God’s Presence, God’s Words  Buechner

“IT IS OUT OF the whirlwind that Job first hears God say "Who is this that darkens counsel by words without knowledge?" (Job 42:3). It is out of the absence of God that God makes himself present, and it is not just the whirlwind that stands for his absence, not just the storm and chaos of the world that knock into a cocked hat all man's attempts to find God in the world, but God is absent also from all Job's words about God, and from the words of his comforters, because they are words without knowledge that obscure the issue of God by trying to define him as present in ways and places where he is not present, to define him as moral order, as the best answer man can give to the problem of his life. God is not an answer man can give, God says. God himself does not give answers. He gives himself, and into the midst of the whirlwind of his absence gives himself.”

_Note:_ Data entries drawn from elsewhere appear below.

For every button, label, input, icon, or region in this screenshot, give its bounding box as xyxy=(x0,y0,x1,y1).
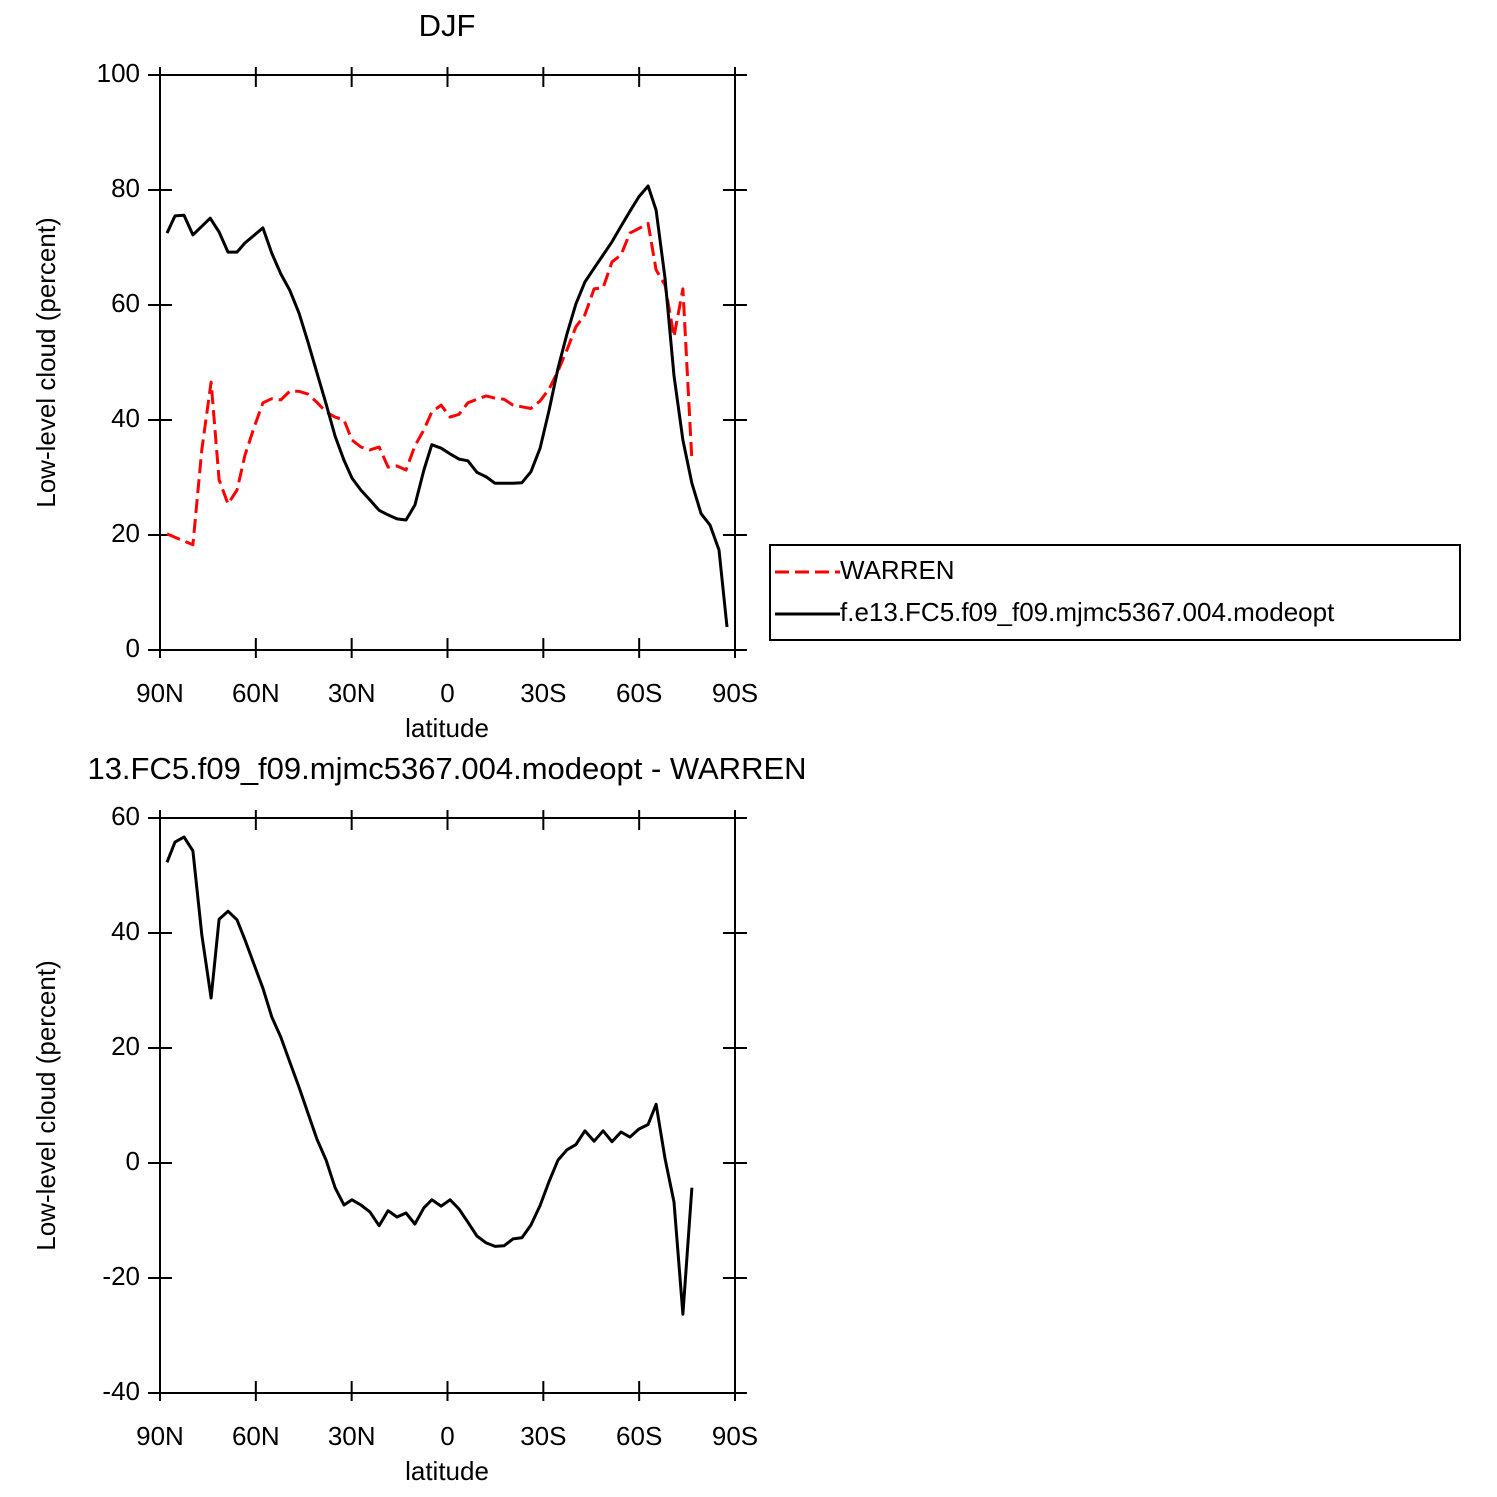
legend-label: f.e13.FC5.f09_f09.mjmc5367.004.modeopt xyxy=(840,597,1335,627)
y-tick-label: 40 xyxy=(111,916,140,946)
x-tick-label: 30S xyxy=(520,678,566,708)
x-axis-label: latitude xyxy=(405,1456,489,1486)
y-tick-label: -40 xyxy=(102,1376,140,1406)
y-tick-label: 60 xyxy=(111,288,140,318)
x-tick-label: 90N xyxy=(136,1421,184,1451)
chart-title: DJF xyxy=(419,8,476,43)
y-tick-label: 40 xyxy=(111,403,140,433)
y-tick-label: 0 xyxy=(126,1146,140,1176)
y-tick-label: 80 xyxy=(111,173,140,203)
legend-box xyxy=(769,544,1461,641)
x-tick-label: 90S xyxy=(712,1421,758,1451)
y-tick-label: 20 xyxy=(111,1031,140,1061)
data-line xyxy=(165,184,729,628)
y-tick-label: 100 xyxy=(97,58,140,88)
plot-frame xyxy=(159,817,736,1394)
x-axis-label: latitude xyxy=(405,713,489,743)
y-tick-label: 60 xyxy=(111,801,140,831)
x-tick-label: 90N xyxy=(136,678,184,708)
y-tick-label: -20 xyxy=(102,1261,140,1291)
x-tick-label: 0 xyxy=(440,1421,454,1451)
x-tick-label: 90S xyxy=(712,678,758,708)
data-line xyxy=(166,221,694,547)
y-axis-label: Low-level cloud (percent) xyxy=(31,960,61,1250)
x-tick-label: 60N xyxy=(232,1421,280,1451)
y-axis-label: Low-level cloud (percent) xyxy=(31,217,61,507)
x-tick-label: 60S xyxy=(616,1421,662,1451)
x-tick-label: 0 xyxy=(440,678,454,708)
x-tick-label: 30S xyxy=(520,1421,566,1451)
x-tick-label: 30N xyxy=(328,1421,376,1451)
legend-label: WARREN xyxy=(840,555,955,585)
x-tick-label: 60S xyxy=(616,678,662,708)
data-line xyxy=(165,835,694,1316)
x-tick-label: 60N xyxy=(232,678,280,708)
plot-frame xyxy=(159,74,736,651)
x-tick-label: 30N xyxy=(328,678,376,708)
y-tick-label: 20 xyxy=(111,518,140,548)
chart-title: 13.FC5.f09_f09.mjmc5367.004.modeopt - WA… xyxy=(87,751,806,786)
y-tick-label: 0 xyxy=(126,633,140,663)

Frederick Buechner, originally published in Telling the Truth 

Dan, who taught me the ministry of Presence

Dan, who taught me the ministry of Presence

The God of my understanding is a God of Presence. God never gives Job answers to why these awful things happen to him. My experience is if we try to go down that road to discern the reason these things happened to Job; because he had sinned, because God wanted to show him off, because God wanted to let the devil know that Job would love him no matter what, we end up in a very messy rabbit hole. God did not bring words and answers to Job, but God brought presence.  Job’s friends brought words that were not helpful. In hindsight, they could have been comforting to him with their presence alone, no words.

Presence is what we bring to those are sick and grieving and dying. There are not words to comfort them, only presence, letting them know we care about them by our presence. God never gave Job answers as to what had happened to him. Likewise, we will never know the why of why things happened to us and to others. Rabbi Kushner again reminds us in his classic, When Bad Things Happen to Good People, that we cannot find satisfactory answers. He encourages us to change where we are putting our energy, from the why to the what and how are we to live on through tragedy. We can with the knowledge that God is beside us, present with us. Presence is the promise.